Le PEA a passé une incroyable année à monter. Il finit avec + 65,14 % sur 2017, et + 340,33 % depuis 5 ans et demi, soit +30,91 % annualisés.

Les deux CTO ont une performance mauvaise (-0,90 %, Binck) et catastrophique (-31,05 %, Lynx) sur 2017, à cause de Sears et Destination, mais aussi de la hausse de l'eur/usd de 14 % sur l'année (pour terminer à 1,20).

La performance du portefeuille total est de exactement +22,00 % sur 2017, +127,32 % en 5 ans et demi, soit +16,09 % annualisés.

La déconvenue sur Destination maternity doit me servir de leçon. Voilà l’avertissement que j’ai écrit plusieurs fois, notamment à la suite de l’analyse de Gaumont : « Suite à la phénoménale performance de Xilam, certains investisseurs pourraient être tentés de me suivre aveuglément. Je le déconseille. Ayant moi-même subi des pertes importantes avec une telle stratégie, je sais de quoi je parle. En tout état de cause, quand je suis quelqu'un à l'aveugle, c'est maintenant sur des parts minimes de mon portefeuille. » Et pourtant, il y a quelques mois, sur DEST, je n’ai pas respecté cette règle ! Il est bien difficile d’être discipliné..

Je remarque que sur les sociétés que j’ai analysées moi-même en détail, je n’ai perdu de l'argent qu'une seule fois (sur Nautilus, ex-GED, et encore, l'histoire n'est pas terminée), et j’ai souvent multiplié mon investissement de départ. Alors que lorsque je fais du suivisme de quelqu'un, le résultat est très inégal. Enfin, je note qu’année après année, mon PEA s’apprécie de plus de 30 % par an alors que mes CTO font grise mine (en gros ils n’ont rien fait en 5 ans). Tout ça alors que les indices US ont eu une évolution stratosphérique depuis plusieurs années. C’est d’autant plus rageant que j’avais investi plus sur chacun de mes CTO que sur mon PEA. Je pense que la raison de ce différentiel de succès est que nous possédons plus d’information sur les sociétés françaises (et européennes dans une moindre mesure).

Mes nouvelles résolutions sont donc les suivantes (voir reporting de juillet-août) :

  1. Ne jamais dépasser 3 % du portefeuille sur une valeur que je n’ai pas analysée moi-même en détail.
  2. Ne jamais dépasser 3 % du portefeuille, en terme de potentiel de perte estimée, sur un arbitrage.
  3. Investir prioritairement sur les sociétés françaises (et toujours prioritairement les small caps, statistiquement plus performantes et surtout plus faciles à analyser), ou européennes, que ce soit sur PEA ou CTO.

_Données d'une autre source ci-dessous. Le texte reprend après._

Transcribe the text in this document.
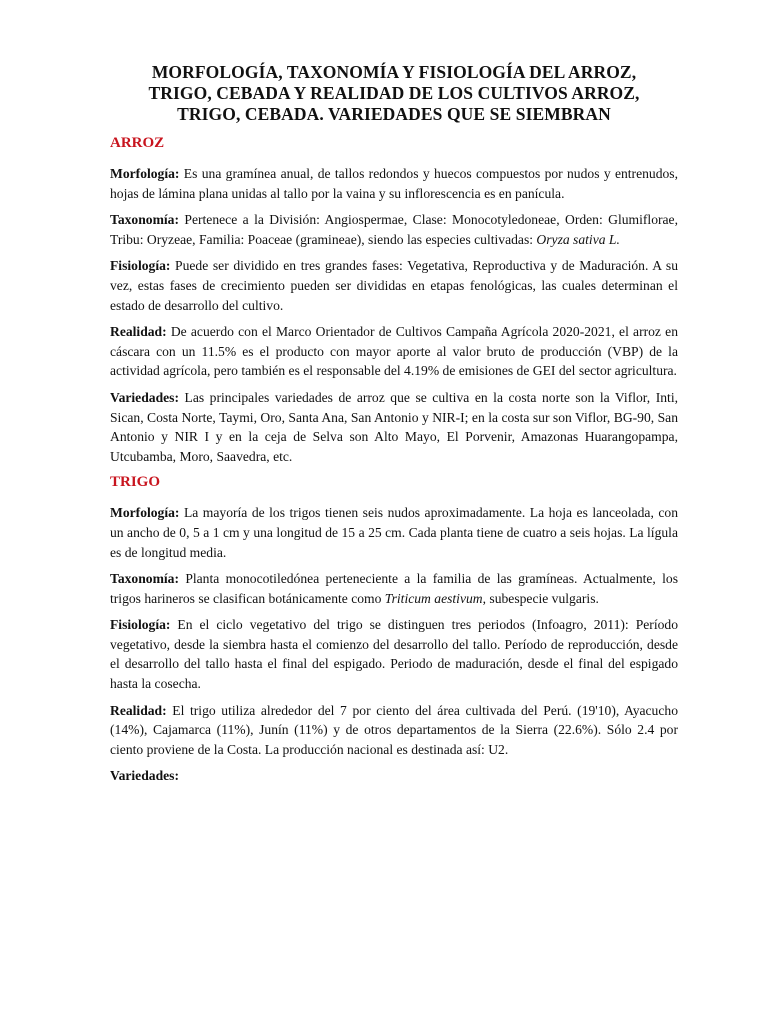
MORFOLOGÍA, TAXONOMÍA Y FISIOLOGÍA DEL ARROZ,
TRIGO, CEBADA Y REALIDAD DE LOS CULTIVOS ARROZ,
TRIGO, CEBADA. VARIEDADES QUE SE SIEMBRAN
ARROZ

Morfología: Es una gramínea anual, de tallos redondos y huecos compuestos por nudos y entrenudos, hojas de lámina plana unidas al tallo por la vaina y su inflorescencia es en panícula.

Taxonomía: Pertenece a la División: Angiospermae, Clase: Monocotyledoneae, Orden: Glumiflorae, Tribu: Oryzeae, Familia: Poaceae (gramineae), siendo las especies cultivadas: Oryza sativa L.

Fisiología: Puede ser dividido en tres grandes fases: Vegetativa, Reproductiva y de Maduración. A su vez, estas fases de crecimiento pueden ser divididas en etapas fenológicas, las cuales determinan el estado de desarrollo del cultivo.

Realidad: De acuerdo con el Marco Orientador de Cultivos Campaña Agrícola 2020-2021, el arroz en cáscara con un 11.5% es el producto con mayor aporte al valor bruto de producción (VBP) de la actividad agrícola, pero también es el responsable del 4.19% de emisiones de GEI del sector agricultura.

Variedades: Las principales variedades de arroz que se cultiva en la costa norte son la Viflor, Inti, Sican, Costa Norte, Taymi, Oro, Santa Ana, San Antonio y NIR-I; en la costa sur son Viflor, BG-90, San Antonio y NIR I y en la ceja de Selva son Alto Mayo, El Porvenir, Amazonas Huarangopampa, Utcubamba, Moro, Saavedra, etc.

TRIGO

Morfología: La mayoría de los trigos tienen seis nudos aproximadamente. La hoja es lanceolada, con un ancho de 0, 5 a 1 cm y una longitud de 15 a 25 cm. Cada planta tiene de cuatro a seis hojas. La lígula es de longitud media.

Taxonomía: Planta monocotiledónea perteneciente a la familia de las gramíneas. Actualmente, los trigos harineros se clasifican botánicamente como Triticum aestivum, subespecie vulgaris.

Fisiología: En el ciclo vegetativo del trigo se distinguen tres periodos (Infoagro, 2011): Período vegetativo, desde la siembra hasta el comienzo del desarrollo del tallo. Período de reproducción, desde el desarrollo del tallo hasta el final del espigado. Periodo de maduración, desde el final del espigado hasta la cosecha.

Realidad: El trigo utiliza alrededor del 7 por ciento del área cultivada del Perú. (19'10), Ayacucho (14%), Cajamarca (11%), Junín (11%) y de otros departamentos de la Sierra (22.6%). Sólo 2.4 por ciento proviene de la Costa. La producción nacional es destinada así: U2.

Variedades:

Bilan chiffré et détaillé de l'année :

Que ce soit à l'année, ou sur les 5 ans et demi du portefeuille, le PEA superforme très largement ses comparables (dont le CAC small essentiellement), et le portefeuille global est plutôt dans la fourchette haute des comparables.

Tous les 6 mois, je regarde les gains mensuels absolus du portefeuille afin de me persuader que le travail fourni est rentable. Je calcule la valeur gagnée en moyenne par mois par mes portefeuilles au cours du temps : c’est la valeur totale gagnée jusqu’à un instant, divisée par le nombre de mois écoulés jusqu’à cet instant. Voilà ce que ça donne aujourd'hui :

Mon travail boursier reste pour moi très rentable. Cela me rapporte quasiment autant que mon salariat pour un travail bien moindre (mais moins intéressant à long terme).

▣ Composition du portefeuille

Au 30 décembre, la composition du portefeuille est donnée dans le tableau qui suit.

Afin de simplifier la présentation, et puisqu'il n'y restait que deux titres, j'ai supprimé la ligne "Investisseur français (lignes cachées)" et j'ai incorporé ces deux titres dans ma partie CTO. Il s'agit de SHOS, dont il est connu depuis longtemps que cela a été une position de l'IF (avec une division par 10 de son cours), et de Magnachip Semiconductor, dont l'évolution n'a guère été plus brillante...

PEA  
Biolitec 0,08 %
Cofidur 6,72 %
Conduril 0,31 %
Dart Group 1,36 %
Financiere De L'Odet 2,24 %
Gaumont 28,65 %
Groupe Vial 0,18 %
i2S 1,40 %
Microwave Vision 2,90 %
Nautilus Marine Services 0,29 %
Orchestra Kazibao 0,87 %
Prodware 5,56 %
Technicolor 0,87 %
Vertu Motors 2,16 %
Ymagis (PEA) 1,17 %
Fonds : Moneta Multi Caps Acc 0,42 %
Fonds : Quadrige Acc 3,92 %
CTO  
Bellatrix Exploration 0,72 %
Corridor ressources 0,62 %
Destination Maternity Corp 1,01 %
Era group 0,34 %
Keryx Biopharmaceuticals 0,85 %
Lands' End 0,33 %
Magnachip Semiconductor (IF) 0,23 %
PowerFilm 2,53 %
SCBSM 0,94 %
SHOS (IF) 0,22 %
Thalassa Holdings 5,03 %
Ymagis (CTO) 0,75 %
Lynx  
AIG, warrants 3,69 %
Destination Maternity Corp 3,13 %
Genworth, options 0,21 %
Sears holdings, actions 1,13 %
Sears holdings, options 0,11 %
Total (33 lignes) 80,93 %
Daubasses, cachées (12 lignes) 7,37 %
Liquidités 11,70 %

Certaines lignes sont trop petites et ceci est dû à l'historique de la construction du portefeuille. Le secteur pétrolier ne représente plus que 2 % du portefeuille et je ne suivrai plus ce chiffre dorénavant. Mon idée est maintenant de ne mettre qu'entre 1 et 3 % sur les sociétés que je n'ai analysées que succinctement ou pas du tout (en commençant par 1 % et en augmentant si le cours baisse), et de mettre entre 3 et 20 % sur celles dont je suis le plus sûr.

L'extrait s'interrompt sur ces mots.